Discernement et sensibilité dans nos choix quotidiens (I)
Nous sommes appelés jour après jour à grandir dans la clarté charismatique (cf. Lettre Dg, 2020, n° 48). La dimension de la chasteté fait partie de cette clarté charismatique et le verbe que le même Fondateur utilise pour l’introduire nous indique les attitudes et actions nécessaires pour vivre notre engagement, notre vocation.
Tout ce que nous voulons souligner au cours de nos entretiens, n’aura pas de sens si nous ne partons pas du verbe aimer. Dans le verbe aimer nous trouvons la racine de nos motivations premières, mais aussi le critère de notre discernement et de notre sensibilité dans nos choix au quotidien. « Et il y en a qui se sont eux-mêmes rendus eunuques à cause du Royaume des cieux » (Mt 19,12), répondit clairement Jésus à ses disciples lorsqu’ils ne comprenaient pas son enseignement sur le mariage. En réalité, ce que nous aimons devient une référence et même, sans pour autant exagérer, un absolu dans notre vie. « Plus l’amour de Dieu et la passion pour son Règne sont forts en nous, mieux nous vivons le vœu de chasteté » (cf. Lettre Dg, 2020, 56). L’amour, en rapport avec le discernement et les choix que nous avons à faire chaque jour, se caractérise par la liberté affective et la capacité de « générer des fils et des filles » à une nouvelle vie dans le Christ. De cette perspective dépend aussi la qualité de notre vie communautaire. Voilà pourquoi je nous invite à reprendre l’intégralité des numéros 57 et 58 de la lettre de la Dg pour cette année jubilaire.[1]
Aimer notre chasteté signifie, en plus d’assumer notre histoire à la suite du Christ, assumer aussi notre sexualité. De là la nécessité de prendre en considération que nous sommes en présence d’une série des caractéristiques, entre autres :
- Il ne s’agit pas d’une réalité statique, mais plutôt d’une énergie dynamique (ENERGIE).
- Une énergie qui ouvre à la relation (RELATION).
- Une énergie ouverte à l’altérité, à la différence (ALTERITE)
- Une énergie qui crée la COMPLEMENTARITE. Je vis pleinement et je fais vivre aussi l’autre (acte sexuel).
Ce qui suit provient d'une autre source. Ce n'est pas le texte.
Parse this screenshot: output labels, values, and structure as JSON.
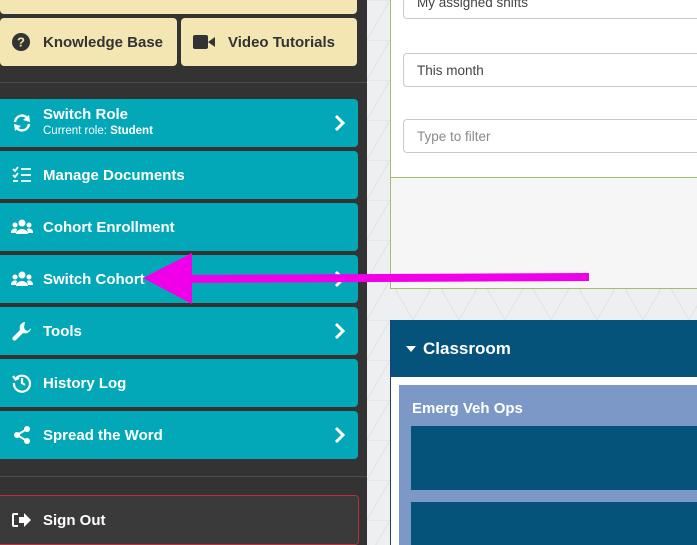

Dans une vraie relation, je réveille en l’autre son unicité, sa singularité et son être irrépétible.
- Une énergie ouverte à la FECONDITE : Une sexualité bien vécue dans la complémentarité donne naissance à un enfant (fruit de l’amour).
Aimer notre chasteté signifie vivre de manière dynamique notre engagement, avec tout notre être ; toujours ouverts à l’altérité et à la complémentarité et de manière féconde.
Après cette introduction, concentrons-nous sur quelques aspects de discernement et de la sensibilité en vue d’aimer et de vivre notre engagement et témoignage.
Discernement pour aimer davantage notre chasteté
En réalité, indépendamment de la conception de son époque, notre fondateur nous exhorte à l’amour de la vertu, à la conscience de notre fragilité et de la fragilité humaine en général. Plutôt que mettre l’accent sur les précautions à prendre (cf. LT 5), nous pouvons aujourd’hui parler de l’éducation de notre sensibilité.
La sensibilité et le discernement, si nous partons d’un état de fait, sont deux réalités significatives, mais qui constituent parfois une double inattention au cours de notre formation. Pourtant la sensibilité est ce qui, d’une part, nous est très familier, nous « sentons » continuellement, dans ce que nous ressentons habituellement ou qui à certains moments nous provoque et nous secoue, dans ce qui nous exalte et nous attire ou dans ce pour quoi nous nous mettons en colère ; de l’autre, rien ne nous exprime et ne nous différencie mieux que la sensibilité, qui est en fait quelque chose d’absolument unique-singulier-non reproductible ; s’il n’existe personne qui soit insensible, il est également vrai qu’il n’existe pas deux personnes ayant la même sensibilité.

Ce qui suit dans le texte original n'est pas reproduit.